«У меня пальцы целителя, сейчас как рукой снимет головную боль, до которой я сам же тебя довел своей выволочкой. Цени, какого друга послал тебе Бог! Черт возьми! Повезло тебе!»
LXXIV
Ректор Университета — кто только позволил ему, кто его уполномочил нести такой бред? — прислал нам нелепейшее письмо. Он предоставил тебе право в двенадцать лет выбрать тот университетский курс, который ты сочтешь наиболее для себя подходящим. Как дерзко и нагло ворвался он, непрошенный, в твою жизнь без приглашения и без церемоний!

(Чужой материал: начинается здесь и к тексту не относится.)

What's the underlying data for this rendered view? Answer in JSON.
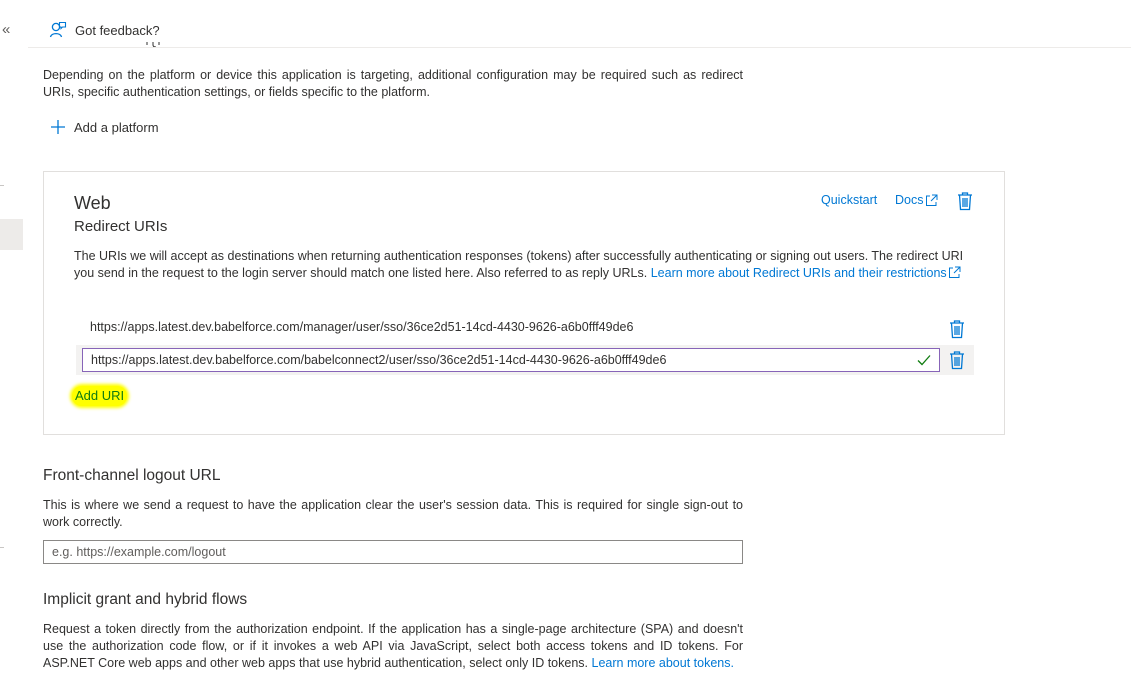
{
  "nav": {
    "collapse_glyph": "«"
  },
  "feedback": {
    "label": "Got feedback?",
    "icon": "feedback-person-icon"
  },
  "platform_section": {
    "description": "Depending on the platform or device this application is targeting, additional configuration may be required such as redirect URIs, specific authentication settings, or fields specific to the platform.",
    "add_platform_label": "Add a platform"
  },
  "web_card": {
    "title": "Web",
    "subtitle": "Redirect URIs",
    "quickstart_label": "Quickstart",
    "docs_label": "Docs",
    "description": "The URIs we will accept as destinations when returning authentication responses (tokens) after successfully authenticating or signing out users. The redirect URI you send in the request to the login server should match one listed here. Also referred to as reply URLs.",
    "learn_more_link": "Learn more about Redirect URIs and their restrictions",
    "redirect_uris": [
      "https://apps.latest.dev.babelforce.com/manager/user/sso/36ce2d51-14cd-4430-9626-a6b0fff49de6",
      "https://apps.latest.dev.babelforce.com/babelconnect2/user/sso/36ce2d51-14cd-4430-9626-a6b0fff49de6"
    ],
    "add_uri_label": "Add URI"
  },
  "front_channel": {
    "title": "Front-channel logout URL",
    "description": "This is where we send a request to have the application clear the user's session data. This is required for single sign-out to work correctly.",
    "placeholder": "e.g. https://example.com/logout"
  },
  "implicit_grant": {
    "title": "Implicit grant and hybrid flows",
    "description": "Request a token directly from the authorization endpoint. If the application has a single-page architecture (SPA) and doesn't use the authorization code flow, or if it invokes a web API via JavaScript, select both access tokens and ID tokens. For ASP.NET Core web apps and other web apps that use hybrid authentication, select only ID tokens.",
    "learn_more_link": "Learn more about tokens."
  },
  "colors": {
    "link": "#0078d4",
    "input_focus_border": "#8764b8",
    "valid_check": "#107c10",
    "highlight": "#ffff00"
  }
}
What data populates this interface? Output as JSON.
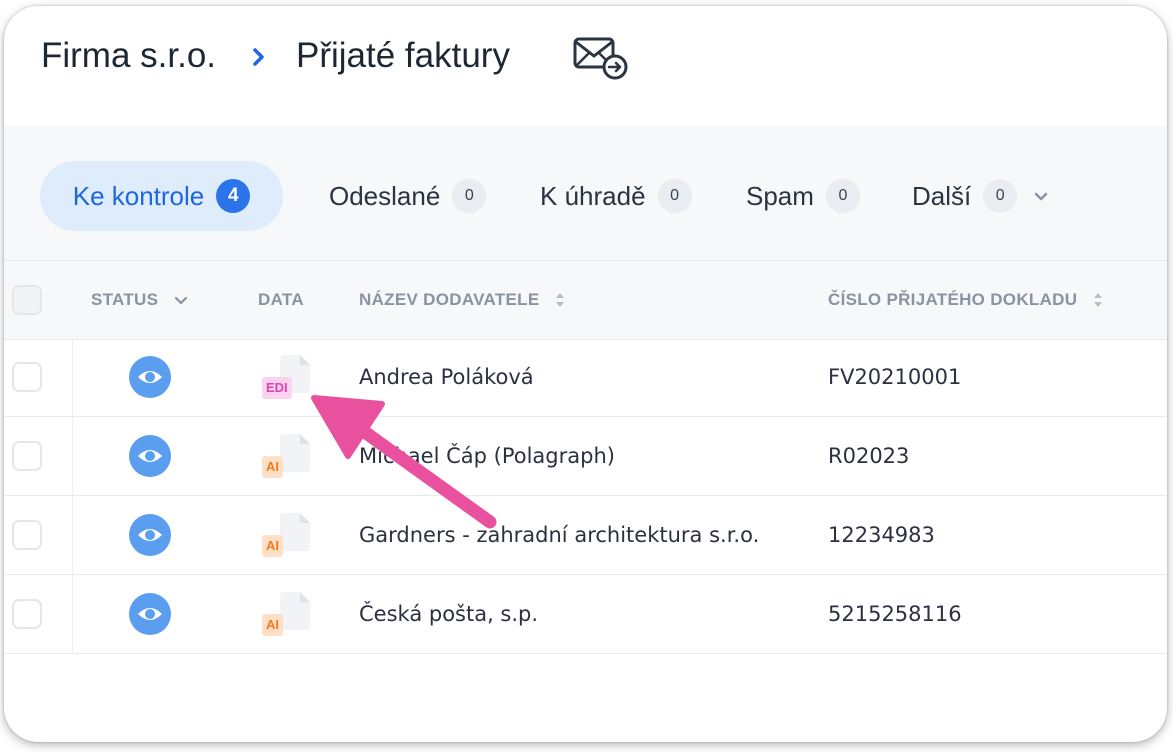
{
  "breadcrumb": {
    "company": "Firma s.r.o.",
    "page": "Přijaté faktury"
  },
  "filters": [
    {
      "label": "Ke kontrole",
      "count": "4",
      "active": true
    },
    {
      "label": "Odeslané",
      "count": "0"
    },
    {
      "label": "K úhradě",
      "count": "0"
    },
    {
      "label": "Spam",
      "count": "0"
    },
    {
      "label": "Další",
      "count": "0"
    }
  ],
  "table": {
    "columns": [
      "STATUS",
      "DATA",
      "NÁZEV DODAVATELE",
      "ČÍSLO PŘIJATÉHO DOKLADU"
    ],
    "rows": [
      {
        "data_type": "EDI",
        "supplier": "Andrea Poláková",
        "doc_number": "FV20210001"
      },
      {
        "data_type": "AI",
        "supplier": "Michael Čáp (Polagraph)",
        "doc_number": "R02023"
      },
      {
        "data_type": "AI",
        "supplier": "Gardners - zahradní architektura s.r.o.",
        "doc_number": "12234983"
      },
      {
        "data_type": "AI",
        "supplier": "Česká pošta, s.p.",
        "doc_number": "5215258116"
      }
    ]
  },
  "colors": {
    "accent": "#2b73e8",
    "status_eye": "#5b9ef0",
    "edi_label": "#e23fb3",
    "ai_label": "#f27a1d",
    "annotation_arrow": "#e9519f"
  },
  "icons": {
    "header_action": "mail-forward-icon",
    "status": "eye-icon",
    "data": "document-icon"
  }
}
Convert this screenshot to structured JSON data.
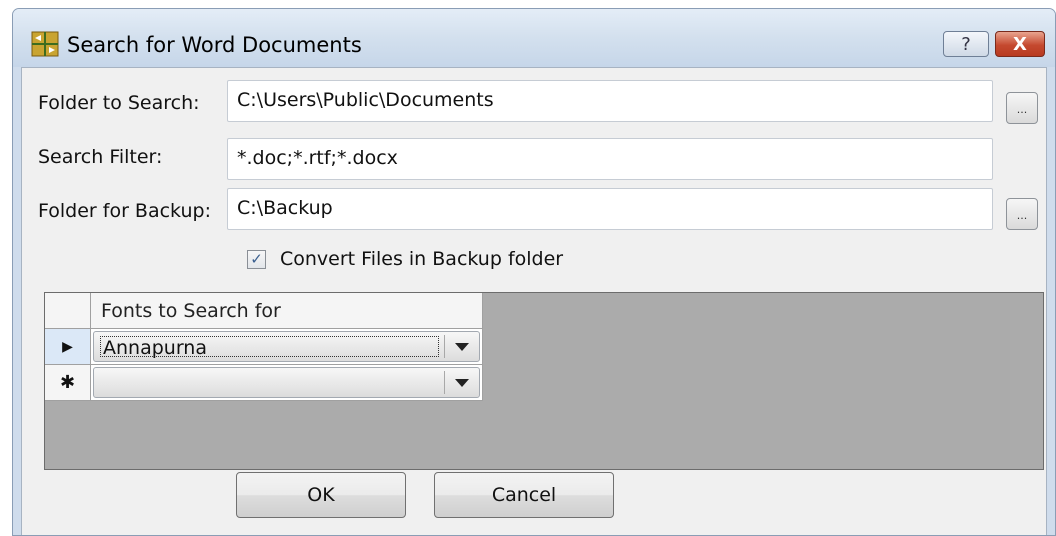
{
  "window": {
    "title": "Search for Word Documents",
    "help_label": "?",
    "close_label": "X"
  },
  "fields": {
    "folder_to_search": {
      "label": "Folder to Search:",
      "value": "C:\\Users\\Public\\Documents",
      "browse_label": "..."
    },
    "search_filter": {
      "label": "Search Filter:",
      "value": "*.doc;*.rtf;*.docx"
    },
    "folder_for_backup": {
      "label": "Folder for Backup:",
      "value": "C:\\Backup",
      "browse_label": "..."
    }
  },
  "convert_checkbox": {
    "label": "Convert Files in Backup folder",
    "checked": true,
    "check_glyph": "✓"
  },
  "fonts_grid": {
    "column_header": "Fonts to Search for",
    "rows": [
      {
        "marker": "▶",
        "value": "Annapurna"
      },
      {
        "marker": "✱",
        "value": ""
      }
    ]
  },
  "buttons": {
    "ok": "OK",
    "cancel": "Cancel"
  },
  "colors": {
    "titlebar": "#d3e0ee",
    "grid_background": "#ababab",
    "close_button": "#c5492f"
  }
}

Мне приснилась ты посреди пруда, у тебя было тело русалки — символ согласия и единения. По берегу пруда металась целая толпа принцесс, все они были нескладные и безобразные. Они взобрались на огромные рога, уселись на них верхом и стали кидать в тебя камни. Тебя забили бы до смерти, но тут вдали появились три королевы с белыми волосами, они были волшебницами и спасли тебя.
Академия гуманитарных и политических наук требовала от тебя двух лекций. Несколько политических партий пытались залучить тебя в свои ряды. Как смешны были все эти торги! Я тревожилась, боясь, что какой-нибудь молодчик из тех, что носили цвета гнева, узнает тебя на улице.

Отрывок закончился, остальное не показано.